In other words, if a person converts the agricultural land for other purposes, on his own accord, and is prepared to pay 15% of the basic value, he has none to be afraid of.
The first contention advanced by the petitioners is that permission has accrued to them by operation of Section 4, since no order, rejecting the application is passed within 60 days. Whatever be the justification to draw such inference, once an order of rejection is passed before the land is converted, an applicant cannot fall back upon the deeming provision.
Another contention advanced by the petitioners is that the 2nd respondent has no jurisdiction to reject the application, and he has no option, but to accord permission, once the requested amount is paid. Acceptance of this contention would lead to a situation, where the entire Act would be a dead letter.
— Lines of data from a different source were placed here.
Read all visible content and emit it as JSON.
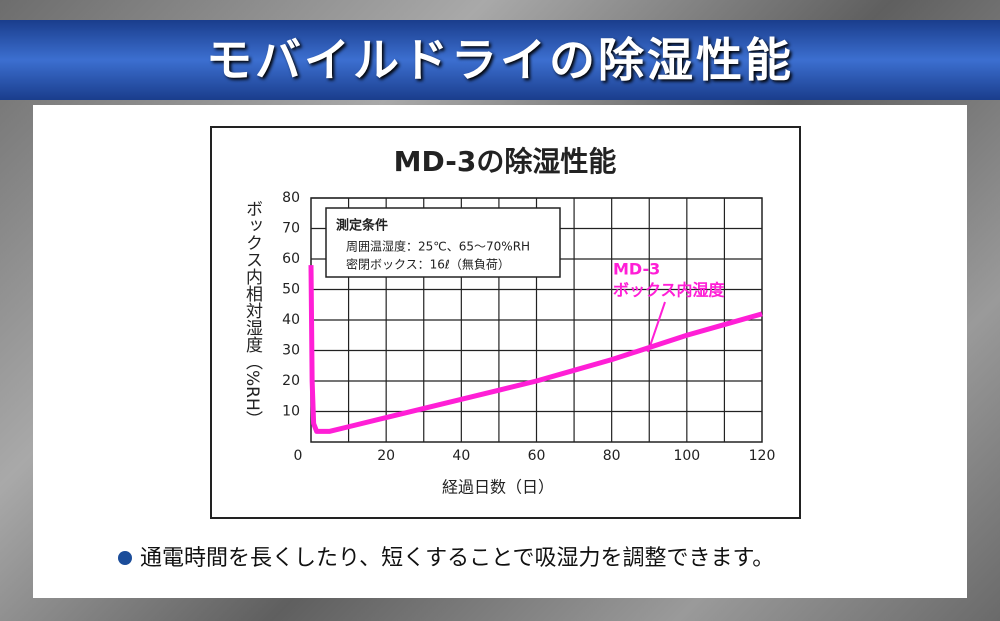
{
  "header": {
    "title": "モバイルドライの除湿性能"
  },
  "chart_data": {
    "type": "line",
    "title": "MD-3の除湿性能",
    "x_label": "経過日数（日）",
    "y_label": "ボックス内相対湿度（%RH）",
    "x": [
      0,
      0.3,
      0.7,
      1.5,
      5,
      10,
      20,
      30,
      40,
      50,
      60,
      70,
      80,
      90,
      100,
      110,
      120
    ],
    "series": [
      {
        "name": "MD-3",
        "color": "#ff1fd6",
        "values": [
          58,
          20,
          6,
          3.5,
          3.5,
          5,
          8,
          11,
          14,
          17,
          20,
          23.5,
          27,
          31,
          35,
          38.5,
          42
        ]
      }
    ],
    "annotation": "ボックス内湿度",
    "xlim": [
      0,
      120
    ],
    "xticks": [
      0,
      20,
      40,
      60,
      80,
      100,
      120
    ],
    "xgrid": [
      10,
      20,
      30,
      40,
      50,
      60,
      70,
      80,
      90,
      100,
      110
    ],
    "ylim": [
      0,
      80
    ],
    "yticks": [
      10,
      20,
      30,
      40,
      50,
      60,
      70,
      80
    ],
    "grid": true,
    "conditions": {
      "title": "測定条件",
      "lines": [
        "周囲温湿度：25℃、65～70%RH",
        "密閉ボックス：16ℓ（無負荷）"
      ]
    }
  },
  "note": "通電時間を長くしたり、短くすることで吸湿力を調整できます。"
}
It is already erected on a very weak base. The very fact that power is conferred upon the Revenue Divisional Officer, to pass orders, according permission, makes it clear that he is equally competent to reject the application. This is so, whether one goes by the principles underlying the General Clauses Act, or the canons of interpretation. Further, the Rules provide for calling of a report from the Mandal Revenue Officer and Mandal Revenue Inspector to ascertain the various aspects, which are germane for this purpose. Though verification of the ownership of the land is an important facet, the other factors, such as the advisability or otherwise, permitting conversion cannot be said to be outside the purview of the Act. For instance, the establishment of a poultry form either on an agricultural land, adjoining the village, or in the middle of a large ayacut would bring with it, several problems, to be faced by the immediate neighbours, including health hazard, and damage to crops. The competent authority is bound to take this into account and reject the application, even if there is no dispute as to ownership, and the stipulated amount is paid.
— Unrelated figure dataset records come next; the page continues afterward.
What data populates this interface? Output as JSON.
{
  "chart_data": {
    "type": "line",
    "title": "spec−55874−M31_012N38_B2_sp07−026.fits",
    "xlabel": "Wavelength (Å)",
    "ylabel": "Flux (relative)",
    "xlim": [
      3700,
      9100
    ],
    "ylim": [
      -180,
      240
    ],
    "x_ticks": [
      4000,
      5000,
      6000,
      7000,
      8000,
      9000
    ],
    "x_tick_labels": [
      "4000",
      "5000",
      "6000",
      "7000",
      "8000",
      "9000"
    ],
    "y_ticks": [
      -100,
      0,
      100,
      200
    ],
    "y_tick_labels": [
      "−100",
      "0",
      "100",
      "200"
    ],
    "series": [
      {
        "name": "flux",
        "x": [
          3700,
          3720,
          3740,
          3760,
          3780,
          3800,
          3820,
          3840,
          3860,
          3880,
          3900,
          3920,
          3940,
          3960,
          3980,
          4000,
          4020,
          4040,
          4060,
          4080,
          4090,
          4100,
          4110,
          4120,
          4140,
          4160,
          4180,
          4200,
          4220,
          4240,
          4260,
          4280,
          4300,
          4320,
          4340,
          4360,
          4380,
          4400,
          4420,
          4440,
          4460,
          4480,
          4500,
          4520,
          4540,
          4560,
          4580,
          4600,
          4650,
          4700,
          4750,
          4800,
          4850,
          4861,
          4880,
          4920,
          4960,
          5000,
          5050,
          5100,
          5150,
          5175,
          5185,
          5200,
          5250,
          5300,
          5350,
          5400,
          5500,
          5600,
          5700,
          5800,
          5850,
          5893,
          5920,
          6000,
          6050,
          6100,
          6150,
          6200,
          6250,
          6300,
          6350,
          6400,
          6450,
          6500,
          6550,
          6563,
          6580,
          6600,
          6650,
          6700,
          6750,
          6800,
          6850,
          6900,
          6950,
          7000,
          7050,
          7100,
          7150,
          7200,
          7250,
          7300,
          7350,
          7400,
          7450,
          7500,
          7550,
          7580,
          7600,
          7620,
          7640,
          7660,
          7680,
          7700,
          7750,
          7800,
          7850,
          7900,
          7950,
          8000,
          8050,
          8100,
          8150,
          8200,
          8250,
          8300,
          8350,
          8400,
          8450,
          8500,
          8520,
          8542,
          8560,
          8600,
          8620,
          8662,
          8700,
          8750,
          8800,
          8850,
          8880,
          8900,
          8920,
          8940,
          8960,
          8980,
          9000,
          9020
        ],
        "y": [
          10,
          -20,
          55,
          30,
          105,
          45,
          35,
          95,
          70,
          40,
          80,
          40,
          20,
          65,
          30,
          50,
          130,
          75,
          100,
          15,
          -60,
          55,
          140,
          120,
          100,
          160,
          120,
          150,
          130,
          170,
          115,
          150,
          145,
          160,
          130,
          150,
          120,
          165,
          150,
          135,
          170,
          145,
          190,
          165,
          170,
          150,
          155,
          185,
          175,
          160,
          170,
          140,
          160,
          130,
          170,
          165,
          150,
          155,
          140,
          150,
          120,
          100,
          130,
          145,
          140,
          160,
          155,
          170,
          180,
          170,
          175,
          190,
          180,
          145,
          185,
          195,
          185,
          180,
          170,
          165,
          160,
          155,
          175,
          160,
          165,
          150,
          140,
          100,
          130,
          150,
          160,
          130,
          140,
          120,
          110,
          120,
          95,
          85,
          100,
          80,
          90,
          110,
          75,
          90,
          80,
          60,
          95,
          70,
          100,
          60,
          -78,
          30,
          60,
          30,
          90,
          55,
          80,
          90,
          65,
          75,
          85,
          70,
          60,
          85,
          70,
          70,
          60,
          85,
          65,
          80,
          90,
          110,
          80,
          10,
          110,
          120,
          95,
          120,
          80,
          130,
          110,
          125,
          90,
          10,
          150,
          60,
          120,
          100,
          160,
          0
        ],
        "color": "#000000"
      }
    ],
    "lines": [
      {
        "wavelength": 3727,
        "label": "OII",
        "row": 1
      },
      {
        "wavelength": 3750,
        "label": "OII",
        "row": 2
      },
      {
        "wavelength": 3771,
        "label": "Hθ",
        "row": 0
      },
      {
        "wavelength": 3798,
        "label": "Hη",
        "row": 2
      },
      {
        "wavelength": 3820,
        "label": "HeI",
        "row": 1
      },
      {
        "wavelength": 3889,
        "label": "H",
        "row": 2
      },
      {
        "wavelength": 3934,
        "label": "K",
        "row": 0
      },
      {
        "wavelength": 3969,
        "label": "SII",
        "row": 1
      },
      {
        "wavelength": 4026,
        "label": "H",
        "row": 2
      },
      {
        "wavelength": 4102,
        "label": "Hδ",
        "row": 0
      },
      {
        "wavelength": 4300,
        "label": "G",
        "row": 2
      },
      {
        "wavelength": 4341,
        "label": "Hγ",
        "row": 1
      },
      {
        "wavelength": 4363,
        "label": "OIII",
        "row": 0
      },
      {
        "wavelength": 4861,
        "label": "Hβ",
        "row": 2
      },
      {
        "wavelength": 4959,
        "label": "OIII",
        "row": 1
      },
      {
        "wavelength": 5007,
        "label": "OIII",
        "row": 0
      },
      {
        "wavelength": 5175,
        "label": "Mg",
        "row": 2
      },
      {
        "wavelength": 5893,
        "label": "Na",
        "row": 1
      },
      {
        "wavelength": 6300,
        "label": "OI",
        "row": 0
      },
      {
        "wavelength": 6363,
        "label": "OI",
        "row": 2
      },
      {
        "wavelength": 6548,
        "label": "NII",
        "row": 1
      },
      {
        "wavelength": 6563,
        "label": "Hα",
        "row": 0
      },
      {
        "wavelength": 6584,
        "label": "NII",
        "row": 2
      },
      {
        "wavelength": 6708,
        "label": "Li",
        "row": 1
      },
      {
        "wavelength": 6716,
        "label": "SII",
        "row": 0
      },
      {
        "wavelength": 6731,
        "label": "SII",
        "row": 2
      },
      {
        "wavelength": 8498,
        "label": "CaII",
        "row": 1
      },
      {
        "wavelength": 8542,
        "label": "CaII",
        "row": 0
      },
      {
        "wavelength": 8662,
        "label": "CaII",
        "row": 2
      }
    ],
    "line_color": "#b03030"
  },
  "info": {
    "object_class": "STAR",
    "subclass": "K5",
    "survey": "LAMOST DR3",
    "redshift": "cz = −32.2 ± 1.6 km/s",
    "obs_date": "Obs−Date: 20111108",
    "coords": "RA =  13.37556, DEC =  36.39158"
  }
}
In the instant case, a substantial extent of the land is the subject-matter of proceedings under the A.P. (Telangana Area) Tenancy and Agricultural Lands Act, 1950. It would certainty impinge upon the ownership. The application seeking conversion can be made only by a person, who is owner of the land, as defined under the Act. The 2nd respondent has clearly stated that there are disputes pertaining to ownership of the land. Therefore, the order passed by the 2nd respondent cannot be said to be illegal, or outside the scope of the Act and the Rules.
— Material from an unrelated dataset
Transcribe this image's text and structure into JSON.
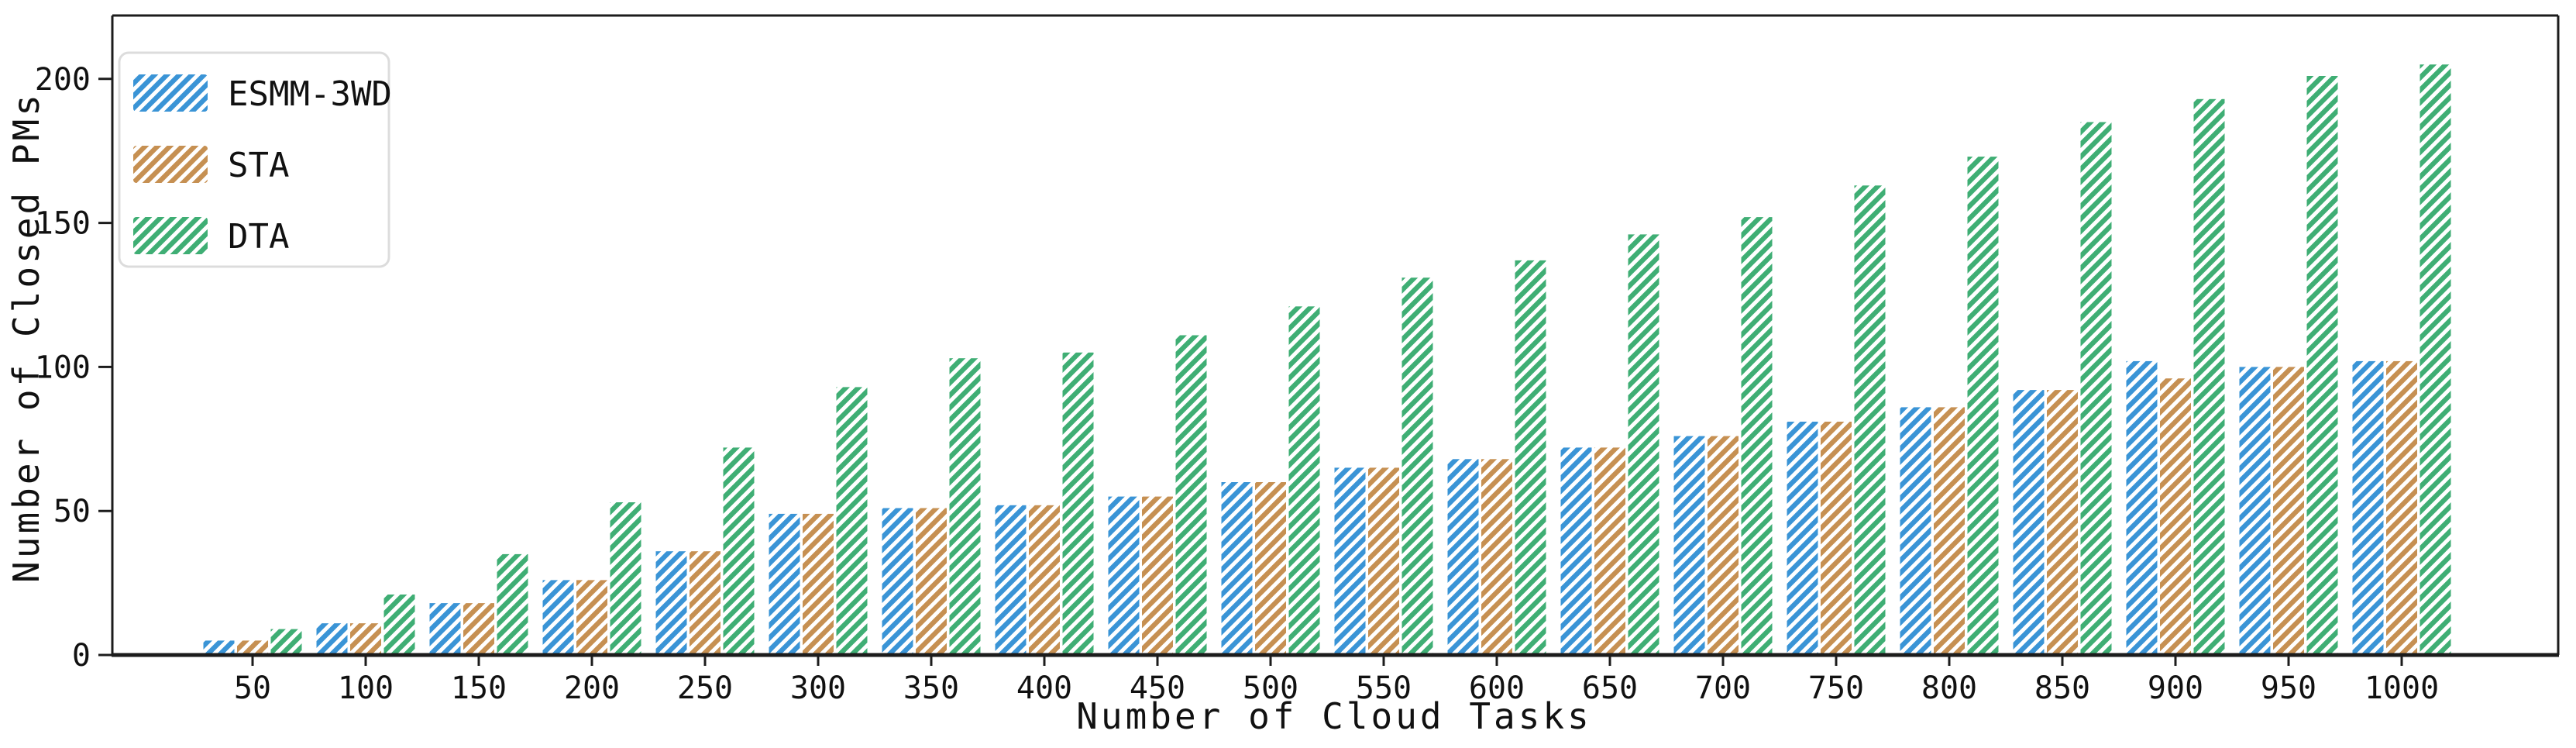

The writ petition is accordingly dismissed. However, in case the petitioners submit a letter/representation restricting their application to the extent of undisputed land, the 2nd respondent shall pass appropriate orders within a period of three weeks. As regards the land, which is covered by the proceedings under the Tenancy Act, it shall be open to the petitioners to renew their request after the proceedings assume finality.
The miscellaneous petition filed in this writ petition shall also stand disposed of. There shall be no order as to costs.
_______________________ L. NARASIMHA REDDY, J.